Published daily by the Lowy Institute

Changing the narrative of climate change

Social identity, not scientific evidence, drives many people’s attitudes on climate change.

The Orroral Valley fire burns near Canberra, 31 January 2020 (Tracey Nearmy/Getty Images)
The Orroral Valley fire burns near Canberra, 31 January 2020 (Tracey Nearmy/Getty Images)

Few people would recognise respiratory failure as a critical threat to their health without also placing Covid-19 – an amplifier of respiratory failure – in the same category. Yet, this is essentially the way many Australians view climate change and its impacts, according to the 2020 Lowy Institute Poll.

While “drought and water shortages” and “environmental disasters such as bushfires and floods” are considered critical threats by 77% and 67% of the Australian population, respectively, only 59% say the same of climate change. We know that global warming is amplifying Australia’s risk of severe drought and bushfires along with other extreme weather events and rising sea levels. This disconnect presents us with a puzzle.

If we are fearful of those threats, logic would suggest we should seek to minimise them. The world’s best expertise has told us that if we want to minimise the threat of drought and bushfire, we need to take action on climate change.

Why, then, do we rate amplified symptoms as more threatening than the very causes for their amplification? Part of the answer lies in how we perceive threats. Humans are prone to appraising threats based on their availability to our minds, meaning we will rate threats we can perceive or recall as more urgent than those we cannot. The ability to remember the experience of drought and bushfire, versus needing to imagine the nebulous and multifaceted climate change, is an important factor. 

We are not ideological partisans – we are expressive partisans seeking belonging and coherence with our identity group and cultivating points of hostility to and difference from outsiders.

But that’s not the whole story. For the vast majority of people in Australia, just as in many other nations, climate change is not an issue of science. Instead, climate change is a social object. As a social object, it is something we come to understand through our interactions in our social worlds and via observing discourse in the mass-mediated public sphere. Climate change occupies our minds not as the latest synthesis of the best available evidence from the IPCC, but as a narrative about causes, effects and solutions produced by our conversations with family and friends, our observations of the media and politics, and our exchanges on social media.

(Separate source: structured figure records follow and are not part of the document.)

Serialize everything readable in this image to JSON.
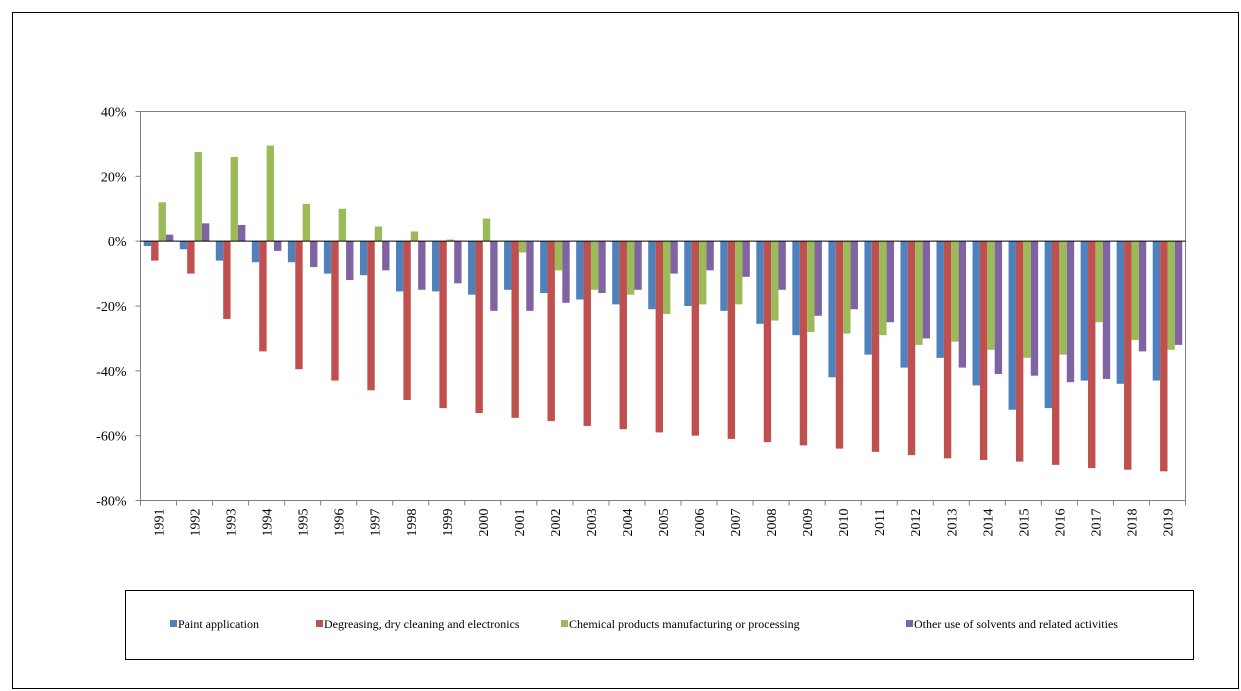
{
  "chart_data": {
    "type": "bar",
    "title": "",
    "xlabel": "",
    "ylabel": "",
    "ylim": [
      -80,
      40
    ],
    "y_ticks": [
      "-80%",
      "-60%",
      "-40%",
      "-20%",
      "0%",
      "20%",
      "40%"
    ],
    "y_tick_values": [
      -80,
      -60,
      -40,
      -20,
      0,
      20,
      40
    ],
    "grid": false,
    "legend_position": "bottom",
    "categories": [
      "1991",
      "1992",
      "1993",
      "1994",
      "1995",
      "1996",
      "1997",
      "1998",
      "1999",
      "2000",
      "2001",
      "2002",
      "2003",
      "2004",
      "2005",
      "2006",
      "2007",
      "2008",
      "2009",
      "2010",
      "2011",
      "2012",
      "2013",
      "2014",
      "2015",
      "2016",
      "2017",
      "2018",
      "2019"
    ],
    "series": [
      {
        "name": "Paint application",
        "color": "#4F81BD",
        "values": [
          -1.5,
          -2.5,
          -6,
          -6.5,
          -6.5,
          -10,
          -10.5,
          -15.5,
          -15.5,
          -16.5,
          -15,
          -16,
          -18,
          -19.5,
          -21,
          -20,
          -21.5,
          -25.5,
          -29,
          -42,
          -35,
          -39,
          -36,
          -44.5,
          -52,
          -51.5,
          -43,
          -44,
          -43
        ]
      },
      {
        "name": "Degreasing, dry cleaning and electronics",
        "color": "#C0504D",
        "values": [
          -6,
          -10,
          -24,
          -34,
          -39.5,
          -43,
          -46,
          -49,
          -51.5,
          -53,
          -54.5,
          -55.5,
          -57,
          -58,
          -59,
          -60,
          -61,
          -62,
          -63,
          -64,
          -65,
          -66,
          -67,
          -67.5,
          -68,
          -69,
          -70,
          -70.5,
          -71
        ]
      },
      {
        "name": "Chemical products manufacturing or processing",
        "color": "#9BBB59",
        "values": [
          12,
          27.5,
          26,
          29.5,
          11.5,
          10,
          4.5,
          3,
          0.5,
          7,
          -3.5,
          -9,
          -15,
          -16.5,
          -22.5,
          -19.5,
          -19.5,
          -24.5,
          -28,
          -28.5,
          -29,
          -32,
          -31,
          -33.5,
          -36,
          -35,
          -25,
          -30.5,
          -33.5
        ]
      },
      {
        "name": "Other use of solvents and related activities",
        "color": "#8064A2",
        "values": [
          2,
          5.5,
          5,
          -3,
          -8,
          -12,
          -9,
          -15,
          -13,
          -21.5,
          -21.5,
          -19,
          -16,
          -15,
          -10,
          -9,
          -11,
          -15,
          -23,
          -21,
          -25,
          -30,
          -39,
          -41,
          -41.5,
          -43.5,
          -42.5,
          -34,
          -32
        ]
      }
    ]
  }
}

The Lowy Institute Poll nicely illustrates archetypical climate narratives. If your climate narrative is “Global warming is a serious and pressing problem. We should begin taking steps now even if this involves significant costs”, chances are high you read the drought, fires, smoke and hail during the horror summer of 2019–20 as the latest chapter in Australia’s experience of the effects of climate change. During the fires, it seemed there was no place left for narratives of climate action delay and science denial. But sure enough, those narratives emerged. The #ClimateEmergency narrative was challenged by the #ArsonEmergency, despite no evidence to support the latter.

Why were some Australians so eager to adopt the so-called arson emergency as their narrative explaining the fires? US political scientist Deva Woodly’s insights on resonance suggest a way to understand. By this concept, new information, if it is to stick and become part of our narrative, must resonate with what we already know – our “common-sense” understanding of the world.

If our common-sense understanding of the world is that “the problem of global warming should be addressed, but its effects will be gradual, so we can deal with the problem gradually by taking steps that are low in cost”, then the idea of the fires as a catalyst for revolution in Australian climate politics and policy is unlikely to resonate. But the fires as a crisis spurred by individual bad actors probably will. And for those folks, the “arson emergency” narrative allows climate change to remain a comparatively minor threat, compared to the threats it amplifies, despite the horror fires.

We must also recognise that climate narratives are not randomly distributed across the Australian population. In Australia, acceptance of the reality of climate change divides along left-right political lines – the intensity of left-right political polarisation on climate change is second only to the United States. So, our climate narratives are closely wrapped up not just in our social worlds, but also in our political worlds, and they come to be part of our identity. Our climate narrative signals the social groups to which we belong, just as our signals of social belonging can indicate our climate narrative.

For many people, climate narratives are far less connected to appraisal of the science of climate change than they are to expressing social belonging in relation to climate change. We are not ideological partisans – we are expressive partisans seeking belonging and coherence with our identity group and cultivating points of hostility to and difference from outsiders.

If we are to see better alignment between the best available scientific evidence and how Australians gauge the threat of climate change to the nation’s interest, we have to recognise that climate narratives are deeply intertwined with our social-political identities. New understandings will only stick if they resonate with existing narratives. And existing narratives are most likely to change if led from within the identity group.

To that end, we can look to groups that are advocating for climate action from outside of the “usual suspects”, such as Farmers for Climate Action, the Investor Group on Climate Change, the Hunter Jobs Alliance, and the Blueprint Institute. These are the social spaces in which a reorientation of climate narratives may occur.